Embracing forms of digital rather than physical scarcity could potentially help close this value gap for artists, and create the foundation for a more sustainable digital music economy.
The last time I heard people discussing “digital scarcity” for art was at the peak of blockchain hype (~2015—2018) — due to the power of the technology to verify ownership mathematically, as well as offer more transaction transparency. Much of this discussion took place in the worlds of fashion and fine art: Startups like DADA.nyc auctioned off limited editions of digital artworks that were identified and tracked on a decentralized ledger, while companies like The Fabricant and Carlings developed digital-only luxury clothing (no blockchain involved).
We're still in the early days for digital scarcity in music, which have mostly taken the form of digital analogs of physically scarce goods and experiences. For instance, a small but growing number of artists are charging admission for exclusive livestreams, through platforms like Stageit and Crowdcast.
Warner Music Group's investment in CryptoKitties creator Dapper Labs in September 2019 also hinted at the potential for limited-edition digital merch and collectibles for artists.
As Jeff Bronikowski, former svp of business development at Warner Music Group (now Global Head of Strategic Music Initiatives at Apple), told Forbes at the time of the announcement: “When I was in college, you’d walk into someone’s room and you’d see 200 CDs and you would say, ‘That guy’s a big music fan.’ And now you just see somebody with a music subscription service and some playlists. We think that as people spend more time crafting their persona in the digital realm, digital goods and collectibles is a great way to express that fandom.”

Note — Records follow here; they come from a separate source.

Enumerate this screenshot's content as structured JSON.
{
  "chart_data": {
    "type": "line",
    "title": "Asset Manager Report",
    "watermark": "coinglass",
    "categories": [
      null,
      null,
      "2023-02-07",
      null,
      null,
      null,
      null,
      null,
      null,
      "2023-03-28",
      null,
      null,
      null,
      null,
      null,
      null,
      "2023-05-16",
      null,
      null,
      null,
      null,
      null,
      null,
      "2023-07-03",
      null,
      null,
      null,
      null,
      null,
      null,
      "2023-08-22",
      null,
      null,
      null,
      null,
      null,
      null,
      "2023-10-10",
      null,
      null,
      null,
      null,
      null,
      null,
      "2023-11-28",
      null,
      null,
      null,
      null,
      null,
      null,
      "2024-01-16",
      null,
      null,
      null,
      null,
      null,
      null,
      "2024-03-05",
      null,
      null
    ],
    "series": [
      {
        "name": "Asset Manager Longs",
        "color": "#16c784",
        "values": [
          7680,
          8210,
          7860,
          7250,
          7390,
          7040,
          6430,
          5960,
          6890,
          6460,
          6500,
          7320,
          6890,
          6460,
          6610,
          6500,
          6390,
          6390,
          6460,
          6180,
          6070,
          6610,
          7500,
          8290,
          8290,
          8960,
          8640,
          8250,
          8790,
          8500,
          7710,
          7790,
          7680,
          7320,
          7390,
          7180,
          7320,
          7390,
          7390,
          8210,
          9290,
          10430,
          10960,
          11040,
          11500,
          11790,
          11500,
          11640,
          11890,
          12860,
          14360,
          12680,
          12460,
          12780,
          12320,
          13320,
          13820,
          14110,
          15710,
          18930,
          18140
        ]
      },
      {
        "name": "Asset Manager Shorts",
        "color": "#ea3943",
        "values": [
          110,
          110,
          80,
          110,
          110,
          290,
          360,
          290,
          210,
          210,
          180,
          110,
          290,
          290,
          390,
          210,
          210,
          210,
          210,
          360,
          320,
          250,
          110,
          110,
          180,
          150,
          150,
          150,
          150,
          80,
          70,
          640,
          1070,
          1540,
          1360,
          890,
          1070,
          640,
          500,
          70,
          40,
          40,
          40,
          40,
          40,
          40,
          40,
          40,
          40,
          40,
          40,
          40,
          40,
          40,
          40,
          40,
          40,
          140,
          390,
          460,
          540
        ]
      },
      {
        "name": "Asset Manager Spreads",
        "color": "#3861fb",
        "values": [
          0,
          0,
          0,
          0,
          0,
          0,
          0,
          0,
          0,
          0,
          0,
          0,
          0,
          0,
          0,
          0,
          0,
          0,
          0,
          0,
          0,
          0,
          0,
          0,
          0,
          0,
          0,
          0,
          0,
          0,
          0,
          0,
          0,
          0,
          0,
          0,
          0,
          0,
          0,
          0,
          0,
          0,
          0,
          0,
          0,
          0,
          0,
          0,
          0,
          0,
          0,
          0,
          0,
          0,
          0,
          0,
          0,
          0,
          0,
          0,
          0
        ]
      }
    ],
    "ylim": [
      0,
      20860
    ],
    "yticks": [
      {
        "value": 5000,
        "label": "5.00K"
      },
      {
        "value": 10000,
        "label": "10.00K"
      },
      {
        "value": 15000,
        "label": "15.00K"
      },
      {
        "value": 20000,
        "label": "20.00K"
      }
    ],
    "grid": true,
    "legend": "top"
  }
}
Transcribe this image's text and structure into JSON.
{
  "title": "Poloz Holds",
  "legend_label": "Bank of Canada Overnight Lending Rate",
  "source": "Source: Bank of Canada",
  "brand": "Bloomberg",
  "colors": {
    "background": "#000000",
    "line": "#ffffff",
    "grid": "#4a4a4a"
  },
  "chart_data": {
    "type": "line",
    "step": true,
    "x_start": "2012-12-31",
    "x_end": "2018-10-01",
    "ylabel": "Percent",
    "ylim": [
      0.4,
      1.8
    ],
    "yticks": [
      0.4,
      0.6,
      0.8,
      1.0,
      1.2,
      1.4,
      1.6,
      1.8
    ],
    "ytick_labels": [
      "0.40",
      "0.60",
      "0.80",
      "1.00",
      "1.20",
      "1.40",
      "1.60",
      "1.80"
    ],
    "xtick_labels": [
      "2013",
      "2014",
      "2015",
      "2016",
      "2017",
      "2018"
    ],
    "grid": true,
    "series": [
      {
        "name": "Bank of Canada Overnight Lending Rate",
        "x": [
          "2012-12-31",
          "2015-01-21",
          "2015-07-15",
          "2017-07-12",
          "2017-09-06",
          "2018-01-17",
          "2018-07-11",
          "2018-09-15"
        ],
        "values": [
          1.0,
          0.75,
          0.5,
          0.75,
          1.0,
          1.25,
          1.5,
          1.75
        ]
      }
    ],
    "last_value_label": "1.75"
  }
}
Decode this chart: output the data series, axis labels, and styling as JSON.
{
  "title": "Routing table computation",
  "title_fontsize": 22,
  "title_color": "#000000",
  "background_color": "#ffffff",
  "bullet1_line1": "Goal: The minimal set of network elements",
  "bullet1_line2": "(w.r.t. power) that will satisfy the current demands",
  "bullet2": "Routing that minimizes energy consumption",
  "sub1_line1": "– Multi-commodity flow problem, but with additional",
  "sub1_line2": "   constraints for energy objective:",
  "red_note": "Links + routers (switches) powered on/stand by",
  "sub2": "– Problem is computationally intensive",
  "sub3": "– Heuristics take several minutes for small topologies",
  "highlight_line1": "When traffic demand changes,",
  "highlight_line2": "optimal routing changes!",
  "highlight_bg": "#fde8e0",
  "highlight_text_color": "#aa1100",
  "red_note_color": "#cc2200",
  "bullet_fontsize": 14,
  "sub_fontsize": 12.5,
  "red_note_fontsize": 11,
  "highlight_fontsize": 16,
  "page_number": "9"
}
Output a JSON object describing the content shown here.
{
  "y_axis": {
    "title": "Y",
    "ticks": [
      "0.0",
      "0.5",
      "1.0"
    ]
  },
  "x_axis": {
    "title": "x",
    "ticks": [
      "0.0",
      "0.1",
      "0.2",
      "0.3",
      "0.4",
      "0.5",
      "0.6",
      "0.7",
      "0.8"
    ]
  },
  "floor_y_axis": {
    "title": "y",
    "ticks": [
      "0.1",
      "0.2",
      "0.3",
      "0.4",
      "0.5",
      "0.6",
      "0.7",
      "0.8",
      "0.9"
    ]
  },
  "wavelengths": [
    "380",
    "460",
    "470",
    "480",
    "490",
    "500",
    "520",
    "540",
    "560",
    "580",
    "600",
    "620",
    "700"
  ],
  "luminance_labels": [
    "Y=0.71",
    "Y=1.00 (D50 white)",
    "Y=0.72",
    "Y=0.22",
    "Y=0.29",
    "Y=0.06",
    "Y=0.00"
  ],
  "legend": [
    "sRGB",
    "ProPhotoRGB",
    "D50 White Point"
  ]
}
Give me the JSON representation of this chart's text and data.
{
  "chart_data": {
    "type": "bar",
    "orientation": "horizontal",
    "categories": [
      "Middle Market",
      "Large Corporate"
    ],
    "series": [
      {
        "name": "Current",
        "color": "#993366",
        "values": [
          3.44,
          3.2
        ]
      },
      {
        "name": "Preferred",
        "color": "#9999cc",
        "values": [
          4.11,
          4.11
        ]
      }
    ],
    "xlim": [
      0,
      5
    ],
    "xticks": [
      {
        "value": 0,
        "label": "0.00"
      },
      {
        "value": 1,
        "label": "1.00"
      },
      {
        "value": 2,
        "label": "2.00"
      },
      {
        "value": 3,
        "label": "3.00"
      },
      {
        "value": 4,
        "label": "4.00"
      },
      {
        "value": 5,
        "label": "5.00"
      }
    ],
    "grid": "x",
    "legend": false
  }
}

Growing these models of digital scarcity in the music industry is not so much a technical issue as it is a cultural issue. In a world like the one we have today, live shows practically don’t exist, and digital ubiquity is not making up properly for lost value. Correcting for that gap through purely digital means would require a major shift in our thinking — namely, that we stop taking the ubiquity of digital music as given.